Rabbi Meir Kahane was indeed controversial. Because he needed to be. Because no other American Jewish spokesman gave a damn about the growing anti-Semitism that targeted so many Jews in the streets of New York. And because too few others had addressed the issue of the persecution of Soviet Jewry for fear that they would upset those establishment people who preferred quiet diplomacy. The same diplomacy exercised by Franklin Roosevelt’s court Jews.

The problem that the rabbi confronted then – more than fifty years ago when he established the Jewish Defense League – was the trouble he caused when his actions made noise. But it was a noise that needed to be heard.

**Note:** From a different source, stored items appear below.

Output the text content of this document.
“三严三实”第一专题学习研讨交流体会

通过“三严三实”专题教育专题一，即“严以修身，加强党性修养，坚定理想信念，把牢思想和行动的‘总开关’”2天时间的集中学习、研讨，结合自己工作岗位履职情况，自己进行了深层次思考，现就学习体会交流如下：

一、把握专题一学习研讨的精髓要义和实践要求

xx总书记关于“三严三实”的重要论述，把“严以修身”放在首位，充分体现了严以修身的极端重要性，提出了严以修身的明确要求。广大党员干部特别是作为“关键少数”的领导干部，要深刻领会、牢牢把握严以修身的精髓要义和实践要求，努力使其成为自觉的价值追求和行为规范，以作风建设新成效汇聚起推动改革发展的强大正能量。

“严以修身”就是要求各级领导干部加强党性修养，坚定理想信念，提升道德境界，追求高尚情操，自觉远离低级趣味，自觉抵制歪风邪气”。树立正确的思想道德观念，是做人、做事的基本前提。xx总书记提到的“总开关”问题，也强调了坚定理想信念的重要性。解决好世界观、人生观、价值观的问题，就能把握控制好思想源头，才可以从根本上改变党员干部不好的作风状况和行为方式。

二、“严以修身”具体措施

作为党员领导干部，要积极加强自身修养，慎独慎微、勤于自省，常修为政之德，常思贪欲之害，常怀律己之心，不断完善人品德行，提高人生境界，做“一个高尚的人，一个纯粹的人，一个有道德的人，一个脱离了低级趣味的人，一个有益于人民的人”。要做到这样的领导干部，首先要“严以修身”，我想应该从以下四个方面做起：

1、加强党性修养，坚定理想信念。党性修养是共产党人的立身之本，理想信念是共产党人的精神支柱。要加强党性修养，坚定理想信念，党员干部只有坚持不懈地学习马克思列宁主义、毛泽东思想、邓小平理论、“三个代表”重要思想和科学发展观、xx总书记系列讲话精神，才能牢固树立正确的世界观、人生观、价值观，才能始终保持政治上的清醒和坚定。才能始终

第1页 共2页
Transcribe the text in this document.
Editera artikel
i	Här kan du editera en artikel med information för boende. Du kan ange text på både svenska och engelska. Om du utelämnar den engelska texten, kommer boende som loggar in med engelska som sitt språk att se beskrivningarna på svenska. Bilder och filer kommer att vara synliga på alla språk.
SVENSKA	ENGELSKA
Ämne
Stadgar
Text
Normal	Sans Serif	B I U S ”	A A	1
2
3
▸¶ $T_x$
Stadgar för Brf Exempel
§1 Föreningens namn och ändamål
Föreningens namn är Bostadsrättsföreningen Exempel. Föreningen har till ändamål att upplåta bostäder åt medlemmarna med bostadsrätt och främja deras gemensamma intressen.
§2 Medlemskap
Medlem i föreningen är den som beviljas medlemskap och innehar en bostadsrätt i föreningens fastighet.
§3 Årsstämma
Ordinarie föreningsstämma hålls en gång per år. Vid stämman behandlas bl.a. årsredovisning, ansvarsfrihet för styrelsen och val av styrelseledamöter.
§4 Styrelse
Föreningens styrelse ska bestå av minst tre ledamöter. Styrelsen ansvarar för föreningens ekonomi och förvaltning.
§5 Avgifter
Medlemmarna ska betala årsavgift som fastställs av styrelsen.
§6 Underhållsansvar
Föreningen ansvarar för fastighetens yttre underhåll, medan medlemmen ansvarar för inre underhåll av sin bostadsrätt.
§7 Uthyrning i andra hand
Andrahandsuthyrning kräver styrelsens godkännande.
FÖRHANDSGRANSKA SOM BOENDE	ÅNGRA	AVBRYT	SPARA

Of course Rabbi Meir Kahane wasn’t the only innovator among Jews who stood up, historically, to rebel against anti-Semitism. But he was a voice representing a small minority – of another minority. As others before him had been. His heroes were Ze’ev Jabotinsky, Yosef Trumpledor, Menachem Begin, Shlomo Ben Yosef, Dov Gruner, Meir Feinstein, and their compatriots of the Irgun and Lehi in Eretz Yisrael.

It was their memory that motivated him – this too-small select group of modern Jewish warriors whose names were sadly unknown, or unspoken, in too-many Jewish homes. Certainly not in America. It was not, as Magid’s book would intimate, some psychobabble about the Black Panthers in New York or Chicago. For the rabbi – not yet a radical – it was about Jews standing up to be counted. However few.

But establishment Jewish leadership attacked him – vilified him – because if he was right, then they were wrong.

We recall that Israel’s first Prime Minister David Ben-Gurion, in the pre-State days, had denounced Ze’ev Jabotinsky as 'Vladimir Hitler'. Not because Jabotinsky was, as others had argued, history's most misunderstood Zionist. It was because his methods were considered extreme (read: unpopular, and sometimes militarist) by the Jewish establishment. And of course, tragically, history proved him right. Yes, Jabotinsky was right.

In Israel – during this period, the exploits of Rabbi Kahane in America were viewed, in the circles that mattered, as brazen. And heroic.

In the Soviet Union – the exploits of Rabbi Kahane and his JDL “hoodlums” were seen as brazen. And heroic.

In the poor sections of New York – where the ADL was not found – JDL leader Rabbi Kahane was seen by the frightened and forgotten senior citizens who his JDL members protected, as brazen, and heroic.

But, in the opulent offices of the American Jewish leaders – he was seen as brazen; and the enemy.